Standardized tests use this principle. If the mean SAT score is 1060 with a standard deviation of 200, and you scored 1260, your z-score is (1260 − 1060) ÷ 200 = 1.0. You’re one standard deviation above average, meaning you scored higher than roughly 84% of test-takers.

Standard Deviation vs. Standard Error

You’ll sometimes see data reported with “standard error” instead of standard deviation, especially in scientific papers. These measure different things. Standard deviation describes how spread out the individual data points are. Standard error describes how confident you can be in the calculated mean itself, essentially how much that average might shift if you collected a new sample.

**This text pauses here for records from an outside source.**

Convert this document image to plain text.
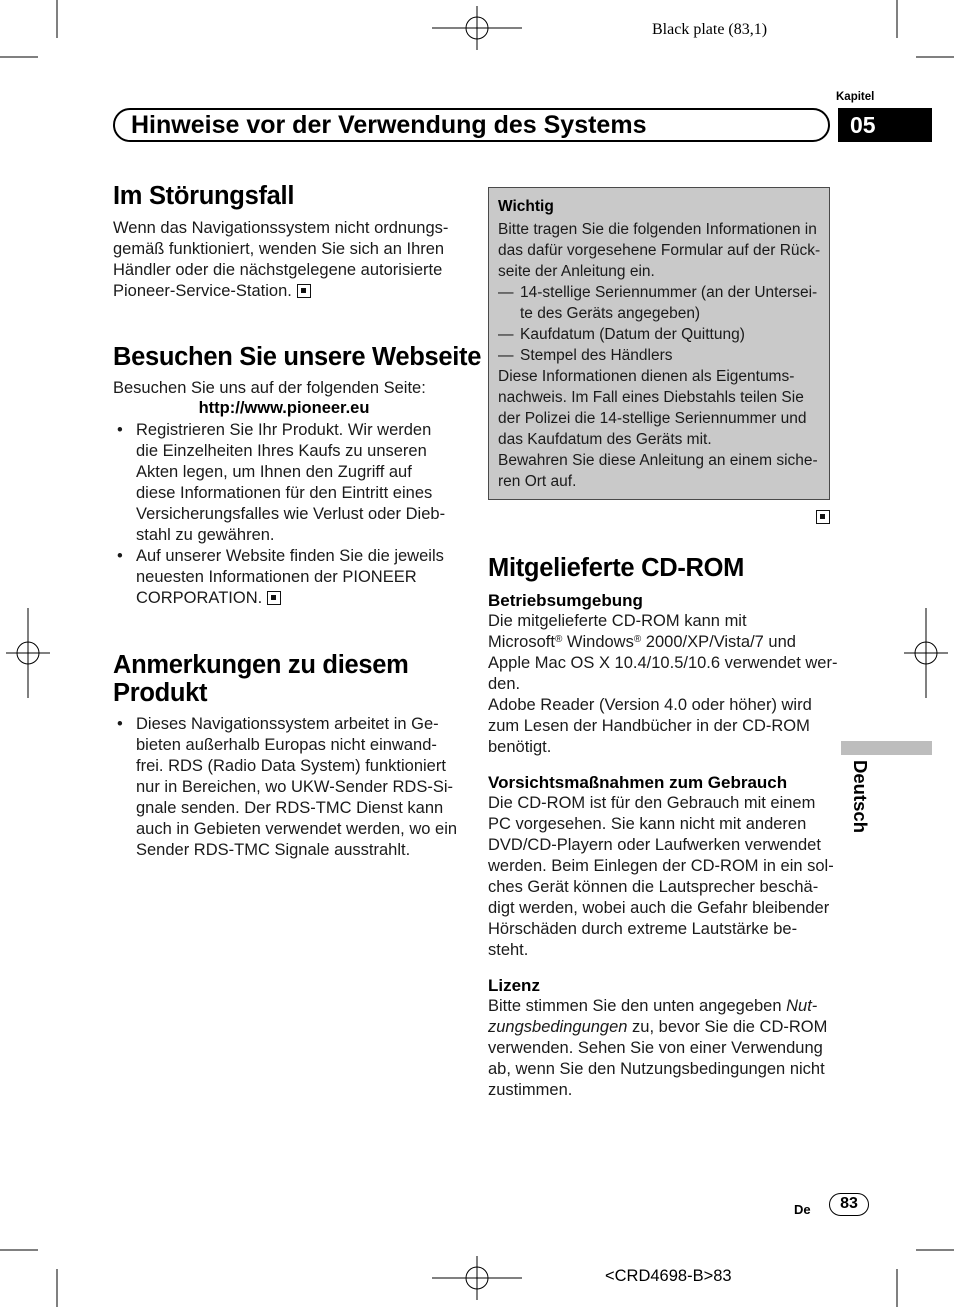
Black plate (83,1)
Kapitel
Hinweise vor der Verwendung des Systems	05
Im Störungsfall
Wenn das Navigationssystem nicht ordnungs-
gemäß funktioniert, wenden Sie sich an Ihren
Händler oder die nächstgelegene autorisierte
Pioneer-Service-Station.
Besuchen Sie unsere Webseite
Besuchen Sie uns auf der folgenden Seite:
http://www.pioneer.eu
• Registrieren Sie Ihr Produkt. Wir werden
die Einzelheiten Ihres Kaufs zu unseren
Akten legen, um Ihnen den Zugriff auf
diese Informationen für den Eintritt eines
Versicherungsfalles wie Verlust oder Dieb-
stahl zu gewähren.
• Auf unserer Website finden Sie die jeweils
neuesten Informationen der PIONEER
CORPORATION.
Anmerkungen zu diesem
Produkt
• Dieses Navigationssystem arbeitet in Ge-
bieten außerhalb Europas nicht einwand-
frei. RDS (Radio Data System) funktioniert
nur in Bereichen, wo UKW-Sender RDS-Si-
gnale senden. Der RDS-TMC Dienst kann
auch in Gebieten verwendet werden, wo ein
Sender RDS-TMC Signale ausstrahlt.
Wichtig
Bitte tragen Sie die folgenden Informationen in
das dafür vorgesehene Formular auf der Rück-
seite der Anleitung ein.
— 14-stellige Seriennummer (an der Untersei-
te des Geräts angegeben)
— Kaufdatum (Datum der Quittung)
— Stempel des Händlers
Diese Informationen dienen als Eigentums-
nachweis. Im Fall eines Diebstahls teilen Sie
der Polizei die 14-stellige Seriennummer und
das Kaufdatum des Geräts mit.
Bewahren Sie diese Anleitung an einem siche-
ren Ort auf.
Mitgelieferte CD-ROM
Betriebsumgebung
Die mitgelieferte CD-ROM kann mit
Microsoft® Windows® 2000/XP/Vista/7 und
Apple Mac OS X 10.4/10.5/10.6 verwendet wer-
den.
Adobe Reader (Version 4.0 oder höher) wird
zum Lesen der Handbücher in der CD-ROM
benötigt.
Vorsichtsmaßnahmen zum Gebrauch
Die CD-ROM ist für den Gebrauch mit einem
PC vorgesehen. Sie kann nicht mit anderen
DVD/CD-Playern oder Laufwerken verwendet
werden. Beim Einlegen der CD-ROM in ein sol-
ches Gerät können die Lautsprecher beschä-
digt werden, wobei auch die Gefahr bleibender
Hörschäden durch extreme Lautstärke be-
steht.
Lizenz
Bitte stimmen Sie den unten angegeben Nut-
zungsbedingungen zu, bevor Sie die CD-ROM
verwenden. Sehen Sie von einer Verwendung
ab, wenn Sie den Nutzungsbedingungen nicht
zustimmen.
Deutsch
De	83
<CRD4698-B>83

Standard error is always smaller than standard deviation for the same dataset, which is why some researchers use it (intentionally or not) to make their results look more precise than they are. When you’re trying to understand the variability among individuals in a group, standard deviation is the number you want. Standard error matters more when you’re evaluating how reliable an estimated average is.

Why Both Numbers Matter Together

Reporting a mean without a standard deviation is like giving directions without a distance. Saying “the average commute is 30 minutes” is useful, but knowing the standard deviation is 5 minutes (most people commute between 25 and 35 minutes) paints a very different picture than a standard deviation of 25 minutes (commutes range wildly from 5 minutes to nearly an hour). The mean tells you what’s typical. The standard deviation tells you how much you should trust “typical” as a description of the whole group.